If you haven't already, you'll likely have a conversation with your dentist about your wisdom teeth at some point. When these four new teeth erupt, they're not only more difficult to clean due to their location at the back of the mouth, but they also may not fit comfortably in the mouth. This means removing them is often the best option for your oral health.
Though this surgery is a common procedure and usually goes well, wisdom teeth removal complications can occur. Anywhere from 2.6% to 30.9% of patients experience complications from wisdom tooth removal, according to a study in the American Journal of Oral and Maxillofacial Surgery. Being prepared for these possibilities is key to appropriately handling or even preventing them. Here are five of the most common complications to help you jump-start a discussion with your dentist.
1. Alveolar Osteitis (Dry Socket)
After a tooth is removed, a blood clot forms over the extraction site as a normal part of the healing process. Alveolar osteitis, also known as dry socket, can develop if this blood clot is dislodged. A study in the Journal of Oral Health and Dental Management reported 3.3% of patients between the ages of 11 and 80 experienced dry socket. The study found that the condition was more common among smokers and more likely to occur in the lower jaw. According to the National Health Service (NHS), dry socket can happen three to five days following extraction. Signs include a throbbing pain and unpleasant smell or taste in the area. Your dentist, upon diagnosis of dry socket, will clean debris from the site and cover it with a medicated dressing that will need to be changed often until it heals.
2. Pain and Swelling
Pain and swelling are expected after an extraction, though the extent varies by person. In the American Journal of Oral and Maxillofacial Surgery study, men reported less pain than women. Though pain is subjective, the study cited that, in the first day following surgery, 53% of patients had mild pain and 47% had severe pain. Only 15.2% had severe pain within one week after surgery. The amount of pain and swelling may be connected to how long the surgery takes. As the NHS describes, your dentist may advise taking over-the-counter pain medications, eating a soft diet and avoiding strenuous physical activity to relieve your symptoms.
3. Limited Mouth Opening
After a prolonged dental procedure like an extraction, you may experience trismus, or a limited ability to open the mouth, explains an article in the Journal of the Canadian Dental Association. Patients between the ages of 17 and 25, especially those who have an impacted wisdom tooth, are more likely to experience this condition. Your dentist will identify the underlying cause of the issue and guide you on the use of heat therapy, pain medications, muscle relaxants and jaw opening devices, as needed.
4. Excessive Bleeding
The American Journal of Oral and Maxillofacial Surgery study found 30.7% of patients experienced excessive bleeding on the first day after wisdom tooth extraction.
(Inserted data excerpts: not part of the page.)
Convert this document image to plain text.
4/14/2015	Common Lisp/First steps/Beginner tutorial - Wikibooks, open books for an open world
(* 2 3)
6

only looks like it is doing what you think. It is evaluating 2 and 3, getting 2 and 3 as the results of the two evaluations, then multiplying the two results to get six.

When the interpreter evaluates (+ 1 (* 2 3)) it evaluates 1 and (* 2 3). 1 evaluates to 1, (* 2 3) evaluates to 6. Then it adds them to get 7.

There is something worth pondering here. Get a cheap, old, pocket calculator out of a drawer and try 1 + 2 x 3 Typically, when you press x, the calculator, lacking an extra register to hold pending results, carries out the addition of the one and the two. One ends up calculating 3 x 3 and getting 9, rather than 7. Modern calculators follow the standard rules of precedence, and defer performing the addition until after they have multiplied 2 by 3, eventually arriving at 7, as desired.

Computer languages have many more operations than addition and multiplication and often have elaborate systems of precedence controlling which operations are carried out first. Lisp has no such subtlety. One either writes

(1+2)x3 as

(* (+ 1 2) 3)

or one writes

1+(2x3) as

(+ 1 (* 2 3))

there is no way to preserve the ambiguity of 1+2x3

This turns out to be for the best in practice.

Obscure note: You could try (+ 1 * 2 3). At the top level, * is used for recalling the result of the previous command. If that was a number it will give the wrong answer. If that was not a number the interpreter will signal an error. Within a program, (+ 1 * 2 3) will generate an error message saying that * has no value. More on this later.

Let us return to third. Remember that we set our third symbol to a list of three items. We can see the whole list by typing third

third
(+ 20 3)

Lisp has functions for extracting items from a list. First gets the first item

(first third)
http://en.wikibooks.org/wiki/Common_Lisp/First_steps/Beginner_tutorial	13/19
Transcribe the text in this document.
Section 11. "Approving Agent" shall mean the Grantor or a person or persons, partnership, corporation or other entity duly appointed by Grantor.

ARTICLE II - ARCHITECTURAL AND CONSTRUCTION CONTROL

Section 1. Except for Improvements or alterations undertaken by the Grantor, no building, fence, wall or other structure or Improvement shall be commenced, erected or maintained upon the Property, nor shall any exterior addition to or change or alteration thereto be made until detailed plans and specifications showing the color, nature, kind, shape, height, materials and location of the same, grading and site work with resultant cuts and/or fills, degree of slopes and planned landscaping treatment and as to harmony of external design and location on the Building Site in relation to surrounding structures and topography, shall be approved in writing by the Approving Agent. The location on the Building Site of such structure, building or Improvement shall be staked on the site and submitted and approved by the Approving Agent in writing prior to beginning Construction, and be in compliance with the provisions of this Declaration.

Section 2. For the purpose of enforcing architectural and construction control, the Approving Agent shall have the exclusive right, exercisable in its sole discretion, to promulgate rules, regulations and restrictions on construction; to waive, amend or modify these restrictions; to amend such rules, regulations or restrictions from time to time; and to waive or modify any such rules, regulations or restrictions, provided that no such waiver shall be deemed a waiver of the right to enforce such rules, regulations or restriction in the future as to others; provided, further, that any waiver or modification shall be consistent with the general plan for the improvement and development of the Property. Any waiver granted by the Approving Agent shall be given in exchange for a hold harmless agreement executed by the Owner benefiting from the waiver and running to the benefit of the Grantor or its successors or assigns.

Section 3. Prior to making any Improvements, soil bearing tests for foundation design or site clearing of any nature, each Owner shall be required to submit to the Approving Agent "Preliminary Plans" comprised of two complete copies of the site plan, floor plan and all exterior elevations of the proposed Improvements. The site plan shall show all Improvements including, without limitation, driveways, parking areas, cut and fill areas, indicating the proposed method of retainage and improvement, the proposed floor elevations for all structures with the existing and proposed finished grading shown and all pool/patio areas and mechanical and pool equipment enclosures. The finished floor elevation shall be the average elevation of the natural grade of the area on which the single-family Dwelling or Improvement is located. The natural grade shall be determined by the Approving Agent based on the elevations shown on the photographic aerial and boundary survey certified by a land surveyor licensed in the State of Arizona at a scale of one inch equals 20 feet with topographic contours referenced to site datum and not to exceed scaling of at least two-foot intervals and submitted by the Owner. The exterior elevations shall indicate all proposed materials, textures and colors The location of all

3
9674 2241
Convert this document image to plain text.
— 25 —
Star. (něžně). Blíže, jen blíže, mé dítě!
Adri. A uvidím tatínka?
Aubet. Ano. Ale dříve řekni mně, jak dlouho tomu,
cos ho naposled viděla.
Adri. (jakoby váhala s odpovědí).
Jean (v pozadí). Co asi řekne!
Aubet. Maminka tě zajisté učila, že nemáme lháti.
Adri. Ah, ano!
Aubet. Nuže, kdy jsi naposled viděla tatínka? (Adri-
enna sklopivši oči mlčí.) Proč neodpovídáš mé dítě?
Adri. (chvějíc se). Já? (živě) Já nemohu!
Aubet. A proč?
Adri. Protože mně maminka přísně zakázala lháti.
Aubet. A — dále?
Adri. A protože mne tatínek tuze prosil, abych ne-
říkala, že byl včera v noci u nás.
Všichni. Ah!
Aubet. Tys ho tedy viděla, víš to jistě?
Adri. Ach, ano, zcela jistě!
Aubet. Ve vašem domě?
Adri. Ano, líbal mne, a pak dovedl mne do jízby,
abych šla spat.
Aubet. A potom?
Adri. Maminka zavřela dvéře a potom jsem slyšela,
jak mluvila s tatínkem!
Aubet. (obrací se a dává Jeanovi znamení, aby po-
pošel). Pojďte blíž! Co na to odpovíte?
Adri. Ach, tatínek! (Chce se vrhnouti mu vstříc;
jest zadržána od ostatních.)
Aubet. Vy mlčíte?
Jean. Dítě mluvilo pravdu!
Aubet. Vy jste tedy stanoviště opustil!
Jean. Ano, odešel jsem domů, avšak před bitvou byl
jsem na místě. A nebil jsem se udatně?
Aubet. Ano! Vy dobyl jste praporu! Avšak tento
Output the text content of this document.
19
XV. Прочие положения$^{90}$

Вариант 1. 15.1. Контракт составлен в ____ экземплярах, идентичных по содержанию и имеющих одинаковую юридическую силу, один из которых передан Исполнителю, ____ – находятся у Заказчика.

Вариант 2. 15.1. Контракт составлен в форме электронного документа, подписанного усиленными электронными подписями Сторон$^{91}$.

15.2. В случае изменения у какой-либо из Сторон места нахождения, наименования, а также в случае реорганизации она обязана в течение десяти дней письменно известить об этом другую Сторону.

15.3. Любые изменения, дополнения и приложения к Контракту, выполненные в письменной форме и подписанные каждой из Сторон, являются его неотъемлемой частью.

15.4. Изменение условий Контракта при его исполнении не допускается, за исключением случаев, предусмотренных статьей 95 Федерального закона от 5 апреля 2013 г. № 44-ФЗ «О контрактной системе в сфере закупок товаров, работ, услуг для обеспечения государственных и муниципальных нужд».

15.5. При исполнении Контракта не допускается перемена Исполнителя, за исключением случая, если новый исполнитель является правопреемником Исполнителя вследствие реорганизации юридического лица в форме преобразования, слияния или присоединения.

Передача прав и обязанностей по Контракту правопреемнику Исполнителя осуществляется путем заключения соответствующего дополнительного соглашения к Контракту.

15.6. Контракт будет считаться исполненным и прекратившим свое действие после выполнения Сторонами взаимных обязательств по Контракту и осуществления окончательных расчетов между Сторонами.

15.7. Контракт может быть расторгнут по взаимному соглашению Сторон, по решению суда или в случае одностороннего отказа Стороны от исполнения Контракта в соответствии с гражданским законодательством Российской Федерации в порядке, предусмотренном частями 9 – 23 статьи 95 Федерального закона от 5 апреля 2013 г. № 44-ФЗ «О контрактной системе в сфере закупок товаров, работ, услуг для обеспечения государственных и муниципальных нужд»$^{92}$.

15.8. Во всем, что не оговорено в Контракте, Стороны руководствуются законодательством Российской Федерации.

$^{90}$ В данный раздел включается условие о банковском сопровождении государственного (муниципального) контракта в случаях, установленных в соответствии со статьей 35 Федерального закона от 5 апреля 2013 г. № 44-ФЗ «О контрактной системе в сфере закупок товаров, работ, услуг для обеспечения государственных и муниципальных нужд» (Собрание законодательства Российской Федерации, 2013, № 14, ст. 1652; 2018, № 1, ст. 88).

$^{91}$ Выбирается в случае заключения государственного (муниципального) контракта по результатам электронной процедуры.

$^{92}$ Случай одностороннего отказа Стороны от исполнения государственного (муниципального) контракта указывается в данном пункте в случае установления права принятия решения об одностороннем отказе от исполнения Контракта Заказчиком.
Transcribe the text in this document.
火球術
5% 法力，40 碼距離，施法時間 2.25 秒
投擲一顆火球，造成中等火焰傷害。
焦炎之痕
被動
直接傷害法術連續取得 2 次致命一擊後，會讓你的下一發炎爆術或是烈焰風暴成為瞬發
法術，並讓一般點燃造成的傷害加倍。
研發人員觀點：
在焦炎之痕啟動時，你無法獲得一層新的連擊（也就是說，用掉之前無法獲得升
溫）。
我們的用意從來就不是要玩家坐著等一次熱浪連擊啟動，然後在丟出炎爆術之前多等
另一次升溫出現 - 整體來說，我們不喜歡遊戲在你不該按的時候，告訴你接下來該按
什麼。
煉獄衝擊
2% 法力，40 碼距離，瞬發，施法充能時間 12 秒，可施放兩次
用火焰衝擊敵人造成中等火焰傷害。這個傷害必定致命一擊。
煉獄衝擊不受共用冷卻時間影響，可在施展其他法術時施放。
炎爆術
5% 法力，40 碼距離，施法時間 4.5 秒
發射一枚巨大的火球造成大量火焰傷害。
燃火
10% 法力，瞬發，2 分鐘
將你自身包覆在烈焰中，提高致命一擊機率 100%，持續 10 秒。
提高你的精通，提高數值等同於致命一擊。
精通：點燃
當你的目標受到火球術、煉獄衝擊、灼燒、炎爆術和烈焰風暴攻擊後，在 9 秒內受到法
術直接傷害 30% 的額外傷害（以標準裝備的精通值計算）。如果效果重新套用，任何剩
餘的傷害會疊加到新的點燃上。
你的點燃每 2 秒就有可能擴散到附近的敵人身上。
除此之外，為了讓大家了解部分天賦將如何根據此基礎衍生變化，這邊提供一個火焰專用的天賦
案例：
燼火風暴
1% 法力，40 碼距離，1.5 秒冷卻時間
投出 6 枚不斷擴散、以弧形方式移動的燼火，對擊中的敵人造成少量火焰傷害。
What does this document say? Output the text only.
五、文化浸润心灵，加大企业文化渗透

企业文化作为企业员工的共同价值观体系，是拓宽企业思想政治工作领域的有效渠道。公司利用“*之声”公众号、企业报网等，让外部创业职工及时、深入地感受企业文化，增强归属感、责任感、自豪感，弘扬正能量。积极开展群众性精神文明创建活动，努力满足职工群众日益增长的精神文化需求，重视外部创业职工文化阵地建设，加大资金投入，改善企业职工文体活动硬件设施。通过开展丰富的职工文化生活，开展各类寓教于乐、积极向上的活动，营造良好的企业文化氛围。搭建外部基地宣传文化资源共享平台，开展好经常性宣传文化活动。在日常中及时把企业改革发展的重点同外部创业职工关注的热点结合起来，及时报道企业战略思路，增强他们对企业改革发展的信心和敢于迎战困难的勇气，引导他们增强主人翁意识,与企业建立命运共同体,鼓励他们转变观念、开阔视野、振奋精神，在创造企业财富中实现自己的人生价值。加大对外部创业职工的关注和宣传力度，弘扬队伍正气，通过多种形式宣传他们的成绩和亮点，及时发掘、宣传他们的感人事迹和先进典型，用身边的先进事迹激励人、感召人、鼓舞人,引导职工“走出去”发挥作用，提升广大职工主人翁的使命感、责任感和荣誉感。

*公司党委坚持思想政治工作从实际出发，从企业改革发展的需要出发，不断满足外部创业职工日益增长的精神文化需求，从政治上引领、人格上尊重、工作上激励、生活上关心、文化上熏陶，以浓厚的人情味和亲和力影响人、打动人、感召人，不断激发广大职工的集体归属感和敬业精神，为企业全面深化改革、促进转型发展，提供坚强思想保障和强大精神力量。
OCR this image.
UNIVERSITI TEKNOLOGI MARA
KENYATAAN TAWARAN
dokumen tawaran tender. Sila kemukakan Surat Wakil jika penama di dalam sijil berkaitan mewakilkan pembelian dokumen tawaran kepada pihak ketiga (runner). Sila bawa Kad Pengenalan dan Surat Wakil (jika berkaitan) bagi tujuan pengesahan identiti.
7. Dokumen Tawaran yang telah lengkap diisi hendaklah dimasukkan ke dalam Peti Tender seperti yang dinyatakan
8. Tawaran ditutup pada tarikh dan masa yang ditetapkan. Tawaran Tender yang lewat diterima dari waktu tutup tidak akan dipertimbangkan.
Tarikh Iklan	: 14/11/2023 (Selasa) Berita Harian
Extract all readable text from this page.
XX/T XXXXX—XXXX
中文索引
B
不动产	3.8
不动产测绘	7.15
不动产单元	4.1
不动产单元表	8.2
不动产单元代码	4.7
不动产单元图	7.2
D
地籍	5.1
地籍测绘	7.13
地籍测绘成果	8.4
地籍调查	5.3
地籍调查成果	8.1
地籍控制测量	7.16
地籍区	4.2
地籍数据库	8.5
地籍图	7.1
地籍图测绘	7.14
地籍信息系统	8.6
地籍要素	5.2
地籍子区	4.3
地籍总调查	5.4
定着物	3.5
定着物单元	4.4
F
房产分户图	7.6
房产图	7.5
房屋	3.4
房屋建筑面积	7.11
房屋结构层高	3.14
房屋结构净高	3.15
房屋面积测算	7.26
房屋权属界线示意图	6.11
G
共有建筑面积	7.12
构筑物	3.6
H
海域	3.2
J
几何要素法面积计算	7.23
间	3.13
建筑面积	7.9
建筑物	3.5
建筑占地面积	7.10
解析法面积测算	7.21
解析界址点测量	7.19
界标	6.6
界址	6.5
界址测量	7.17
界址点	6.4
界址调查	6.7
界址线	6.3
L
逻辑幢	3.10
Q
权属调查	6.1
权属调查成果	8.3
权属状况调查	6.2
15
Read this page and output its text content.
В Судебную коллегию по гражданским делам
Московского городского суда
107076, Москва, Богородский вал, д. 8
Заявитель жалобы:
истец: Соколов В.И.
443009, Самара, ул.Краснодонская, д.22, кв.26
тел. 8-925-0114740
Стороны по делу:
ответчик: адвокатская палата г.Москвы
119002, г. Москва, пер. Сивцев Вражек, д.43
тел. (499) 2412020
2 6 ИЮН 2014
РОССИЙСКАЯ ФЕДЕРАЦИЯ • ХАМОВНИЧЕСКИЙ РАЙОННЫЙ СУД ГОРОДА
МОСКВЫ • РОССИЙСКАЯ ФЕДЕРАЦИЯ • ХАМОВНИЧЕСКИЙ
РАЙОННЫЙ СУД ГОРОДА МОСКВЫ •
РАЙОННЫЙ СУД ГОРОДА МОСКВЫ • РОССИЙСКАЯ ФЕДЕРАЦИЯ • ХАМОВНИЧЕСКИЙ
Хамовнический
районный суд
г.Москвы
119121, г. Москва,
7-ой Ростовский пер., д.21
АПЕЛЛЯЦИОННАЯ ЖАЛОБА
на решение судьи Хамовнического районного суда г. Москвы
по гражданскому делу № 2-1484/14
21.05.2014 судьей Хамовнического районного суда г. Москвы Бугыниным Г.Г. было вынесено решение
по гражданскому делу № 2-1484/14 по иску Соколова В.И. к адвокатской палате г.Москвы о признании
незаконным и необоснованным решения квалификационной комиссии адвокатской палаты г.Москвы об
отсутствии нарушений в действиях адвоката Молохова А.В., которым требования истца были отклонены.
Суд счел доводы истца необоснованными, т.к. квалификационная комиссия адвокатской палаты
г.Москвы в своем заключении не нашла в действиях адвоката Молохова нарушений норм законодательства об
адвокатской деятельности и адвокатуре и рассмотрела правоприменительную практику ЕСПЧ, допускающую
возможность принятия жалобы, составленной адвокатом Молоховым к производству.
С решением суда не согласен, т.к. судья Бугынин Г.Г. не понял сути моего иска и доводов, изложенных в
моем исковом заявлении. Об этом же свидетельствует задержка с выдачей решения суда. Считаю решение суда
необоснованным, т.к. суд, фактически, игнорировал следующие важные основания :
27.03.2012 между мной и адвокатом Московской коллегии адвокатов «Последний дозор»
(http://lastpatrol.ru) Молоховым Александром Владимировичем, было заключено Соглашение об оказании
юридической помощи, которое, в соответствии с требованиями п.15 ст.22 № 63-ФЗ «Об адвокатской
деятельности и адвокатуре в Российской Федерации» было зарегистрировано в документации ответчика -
The amount of bleeding depended on the anatomy of the tooth removed. According to an article in The BMJ, to help minimize the chances of bleeding after surgery, your dentist will advise you to avoid smoking, rinsing the mouth and undertaking strenuous activity for one day following treatment.
5. Lip Numbness
The wisdom teeth are close to the inferior alveolar nerve running through the jaw. If the nerve becomes damaged during an extraction, it can lead to lip numbness. However, out of 101 patients in the American Journal of Oral and Maxillofacial Surgery study, only two reported lower lip numbness after wisdom tooth extraction. This complication can spontaneously resolve, and does within two months in about 96% of patients. As the NHS assures, your surgeon will minimize the possibility of nerve damage while removing the tooth or teeth and will inform you of your risks for this complication prior to surgery.
The American Journal of Oral and Maxillofacial Surgery study explains that the risk for wisdom teeth removal complications depends on your gender, age, overall health, medications, oral hygiene, smoking habits and the position of the tooth relative to your unique anatomy. Discussing your procedure with your dentist beforehand can help illuminate your personal risks and alleviate your concerns.